En cette période pré-électorale, la culture du cannabis ne pourra plus être brandie comme une carte maîtresse par les partis politiques dans plusieurs localités du Nord et de l’Oriental. En s’appropriant le dossier avec la préparation d’un projet de loi qui instaure un usage légal réglementé, lequel sera examiné demain, jeudi 25 février, le gouvernement a pris les devants. 

Ce sont surtout deux partis de l'opposition, l’Istiqlal (PI) et le PAM, qui ont pris fait et cause pour les cultivateurs de cette plante, et qui demandent, depuis plusieurs années, une réglementation de la culture du cannabis.

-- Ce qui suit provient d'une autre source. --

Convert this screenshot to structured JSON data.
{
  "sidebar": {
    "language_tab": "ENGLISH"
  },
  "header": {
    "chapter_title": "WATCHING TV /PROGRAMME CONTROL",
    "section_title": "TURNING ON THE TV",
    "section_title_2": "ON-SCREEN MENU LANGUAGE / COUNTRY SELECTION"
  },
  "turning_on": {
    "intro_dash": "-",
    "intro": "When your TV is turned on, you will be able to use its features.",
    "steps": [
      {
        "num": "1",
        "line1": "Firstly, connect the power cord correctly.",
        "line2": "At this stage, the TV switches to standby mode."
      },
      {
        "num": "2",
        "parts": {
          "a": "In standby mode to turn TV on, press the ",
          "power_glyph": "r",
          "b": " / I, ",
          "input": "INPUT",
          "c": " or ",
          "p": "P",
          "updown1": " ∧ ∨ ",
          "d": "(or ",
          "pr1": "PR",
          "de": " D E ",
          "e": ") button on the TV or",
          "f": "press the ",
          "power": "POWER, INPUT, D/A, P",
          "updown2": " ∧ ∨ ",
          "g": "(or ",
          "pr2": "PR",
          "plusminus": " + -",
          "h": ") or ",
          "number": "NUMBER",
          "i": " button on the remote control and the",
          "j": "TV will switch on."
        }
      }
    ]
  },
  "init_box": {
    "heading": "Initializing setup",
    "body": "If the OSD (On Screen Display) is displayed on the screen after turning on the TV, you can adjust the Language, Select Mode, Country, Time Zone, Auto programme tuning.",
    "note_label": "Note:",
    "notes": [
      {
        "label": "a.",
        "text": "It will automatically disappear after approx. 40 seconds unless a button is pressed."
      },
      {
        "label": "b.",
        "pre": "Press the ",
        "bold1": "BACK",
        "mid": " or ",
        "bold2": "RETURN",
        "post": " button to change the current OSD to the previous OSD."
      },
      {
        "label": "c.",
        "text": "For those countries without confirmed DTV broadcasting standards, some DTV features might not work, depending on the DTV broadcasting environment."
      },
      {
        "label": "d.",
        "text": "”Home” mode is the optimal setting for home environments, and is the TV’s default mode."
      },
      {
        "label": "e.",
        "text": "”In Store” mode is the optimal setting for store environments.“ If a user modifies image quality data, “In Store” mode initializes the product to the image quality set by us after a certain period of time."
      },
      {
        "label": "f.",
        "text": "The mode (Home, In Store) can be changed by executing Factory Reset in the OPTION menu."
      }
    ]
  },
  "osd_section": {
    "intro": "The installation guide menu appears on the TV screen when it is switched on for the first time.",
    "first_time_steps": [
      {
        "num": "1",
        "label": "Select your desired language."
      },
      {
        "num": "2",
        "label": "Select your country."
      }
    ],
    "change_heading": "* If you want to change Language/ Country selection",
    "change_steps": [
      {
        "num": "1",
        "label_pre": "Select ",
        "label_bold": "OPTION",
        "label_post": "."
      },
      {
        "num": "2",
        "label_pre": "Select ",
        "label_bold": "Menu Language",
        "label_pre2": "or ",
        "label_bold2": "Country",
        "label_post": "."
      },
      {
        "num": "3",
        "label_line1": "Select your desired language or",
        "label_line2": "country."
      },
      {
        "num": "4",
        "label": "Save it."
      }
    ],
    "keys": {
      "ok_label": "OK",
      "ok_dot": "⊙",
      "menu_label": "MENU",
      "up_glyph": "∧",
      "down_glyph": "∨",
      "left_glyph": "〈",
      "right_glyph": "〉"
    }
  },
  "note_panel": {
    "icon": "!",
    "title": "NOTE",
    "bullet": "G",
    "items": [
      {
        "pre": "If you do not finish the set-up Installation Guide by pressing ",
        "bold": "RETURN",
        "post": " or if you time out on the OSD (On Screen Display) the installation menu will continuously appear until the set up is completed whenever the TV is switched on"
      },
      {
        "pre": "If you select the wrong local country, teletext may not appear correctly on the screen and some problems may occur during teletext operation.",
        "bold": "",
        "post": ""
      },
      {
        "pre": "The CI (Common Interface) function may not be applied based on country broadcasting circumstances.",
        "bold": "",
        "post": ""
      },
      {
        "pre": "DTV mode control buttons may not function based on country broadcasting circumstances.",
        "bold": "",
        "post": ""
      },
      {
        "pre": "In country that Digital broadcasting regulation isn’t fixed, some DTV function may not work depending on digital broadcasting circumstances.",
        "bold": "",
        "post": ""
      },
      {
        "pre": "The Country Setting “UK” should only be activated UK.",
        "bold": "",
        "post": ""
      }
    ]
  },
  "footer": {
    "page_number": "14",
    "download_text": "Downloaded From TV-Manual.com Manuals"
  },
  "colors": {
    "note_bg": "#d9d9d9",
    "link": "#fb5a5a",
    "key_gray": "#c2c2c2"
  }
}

L’Istiqlal a ainsi présenté, dès 2013, une proposition de loi dans ce sens. «Notre proposition a été examinée en commission, mais elle a fini dans les tiroirs pour des raisons que nous ignorons», déclare, interrogé par Le360, Noureddine Moudiane, député d’Al Hoceïma et chef du groupe parlementaire du PI à la Chambre des représentants.

Le PAM, s’est intéressé à cette question, dès sa création, voici à présent 12 ans: «en 2009, nous sommes allés à la rencontre des cultivateurs de kif», se souvient Larbi Mharchi pour lequel, faute d'une réglementation des cultures de cannabis, c’est «l’Etat qui est perdant à 280%».

En 2013, le PAM était revenu à la charge avec deux autres propositions de loi, l'une portant sur la réglementation des cultures du cannabis et la seconde, relative à une amnistie générale dont bénéficieraient ceux qui cultivent le kif et qui font l’objet de mandats d’arrêt, soit plusieurs dizaines de milliers de personnes. Les deux textes ont, eux aussi, fini aussi dans de sombres tiroirs du Parlement.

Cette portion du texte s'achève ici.